Was können wir tun, bevor wir einen Termin bekommen? Schließt medizinische Ursachen mit einer Vorsorgeuntersuchung aus, eröffnet die Kommunikation mit einem vorwurfsfreien Gespräch wieder, baut nicht-sexuelle Berührung wieder auf und nutzt ein strukturiertes Tool, um zu erkunden, was ihr euch jeweils wünscht. Diese Schritte lösen viele Dead Bedrooms direkt und lassen jede spätere Therapie schneller wirken. Unser 30-Tage-Rahmen ist ein guter Startpunkt.
Wird uns eine Therapeutin zu Sex drängen? Keine ethisch handelnde Fachperson tut das. Gute Sexualtherapie reduziert meist erst den Druck – Sensate Focus zum Beispiel beginnt oft damit, Geschlechtsverkehr ausdrücklich vom Tisch zu nehmen, damit Berührung wieder angenehm werden kann, ohne das Gewicht der Erwartung.
Was, wenn nur einer von uns bereit ist, hinzugehen? Nicht ideal, aber auch nicht hoffnungslos. Einzeltherapie kann dem bereitwilligen Partner helfen, seine eigene Seite des Musters zu verändern – sanftere Gesprächseinstiege, weniger Verfolgen oder weniger Rückzug –, und wenn eine Person den Tanz verändert, verändert das oft die ganze Choreografie genug, dass der zögerliche Partner sich erwärmt mitzumachen. Fangt dort an, wo die Bereitschaft ist.
Wie finden wir eine gute Paar- oder Sexualtherapeutin bzw. einen guten -therapeuten? Achtet auf konkrete Ausbildung – EFT- oder Gottman-Zertifizierung für Beziehungsarbeit, AASECT-Zertifizierung für Sexualtherapie – und behandelt die ersten ein, zwei Sitzungen wie ein gegenseitiges Kennenlernen. Der wichtigste Erfolgsfaktor ist die Passung: Fühlt ihr euch beide verstanden und nicht verurteilt? Wenn nicht, ist es völlig legitim, es bei jemand anderem zu versuchen, statt zu schließen, Therapie „funktioniere nicht“.
Was, wenn die Therapie es erst schlimmer macht, bevor es besser wird? Es ist normal, sich nach den ersten Sitzungen wunder zu fühlen — du benennst endlich Dinge, die vergraben waren, und das schmerzt, bevor es lindert. Ein kurzfristiger Einbruch des Wohlgefühls ist nicht dasselbe wie ein Scheitern der Therapie; oft lässt nur die Betäubung nach, damit die eigentliche Reparatur beginnen kann. Entscheidend ist der Verlauf über ein paar Monate, nicht wie du dich nach der dritten Sitzung fühlst. Wenn dich die Sitzungen allerdings immer wieder mit dem Gefühl zurücklassen, angegriffen statt verstanden zu werden, dann ist das ein Passungsproblem, das du offen ansprechen oder durch einen Therapeutenwechsel lösen solltest — kein Grund, die Hilfe selbst aufzugeben. Beharrlichkeit mit der richtigen Passung zahlt sich am Ende aus.
Quellen
- Johnson, S. M. (2004). The Practice of Emotionally Focused Couple Therapy: Creating Connection (2nd ed.). Brunner-Routledge.
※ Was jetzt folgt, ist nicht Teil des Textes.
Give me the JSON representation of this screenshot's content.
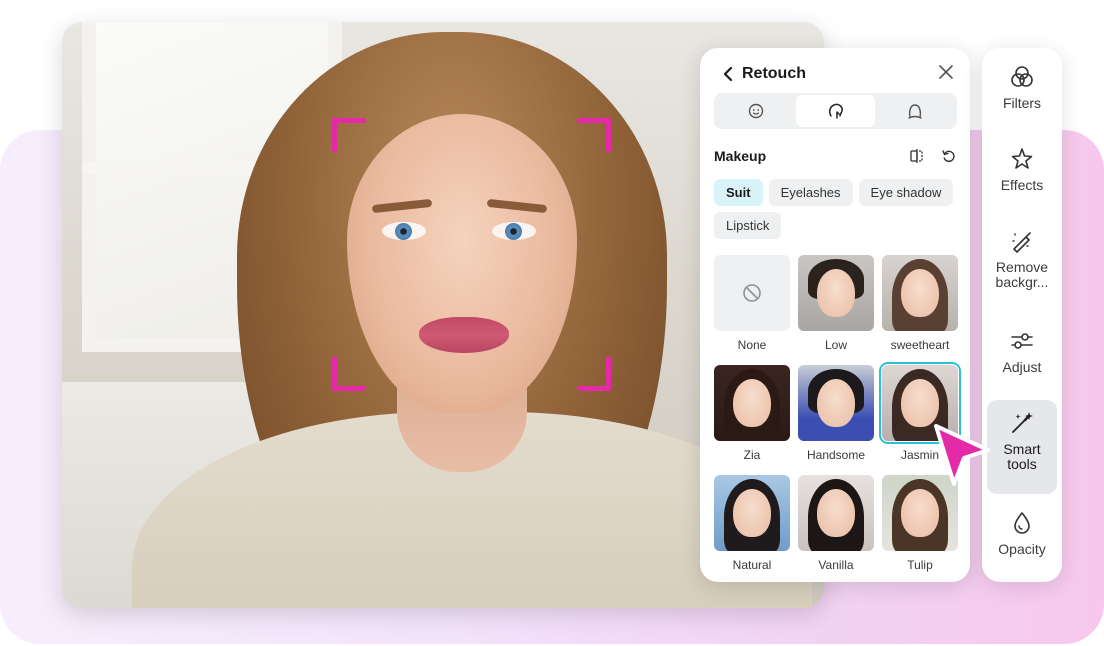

- Wiebe, S. A., & Johnson, S. M. (2016). A review of the research in Emotionally Focused Therapy for couples. Family Process, 55(3), 390–407.
- Gottman, J. M., & Gottman, J. S. (2015). Gottman Couple Therapy. In A. S. Gurman et al. (Eds.), Clinical Handbook of Couple Therapy. Guilford Press.
- Masters, W. H., & Johnson, V. E. (1970). Human Sexual Inadequacy. Little, Brown.
- Brotto, L. A. (2018). Better Sex Through Mindfulness: How Women Can Cultivate Desire. Greystone Books.
- Fruzzetti, A. E., & Ruork, A. K. (2018). Enhancing relationships with mindfulness and acceptance. In Clinical Handbook of Couple Therapy.
Wenn geringe Lust, schmerzhafter Sex oder anhaltender Leidensdruck eure Beziehung belasten, können diese medizinische oder psychologische Ursachen haben, die es sich lohnt, mit einem Arzt oder einer zertifizierten Sexualtherapeutin bzw. einem zertifizierten Sexualtherapeuten abzuklären. Sich Hilfe zu holen ist ein Zeichen von Fürsorge für eure Beziehung, kein Versagen.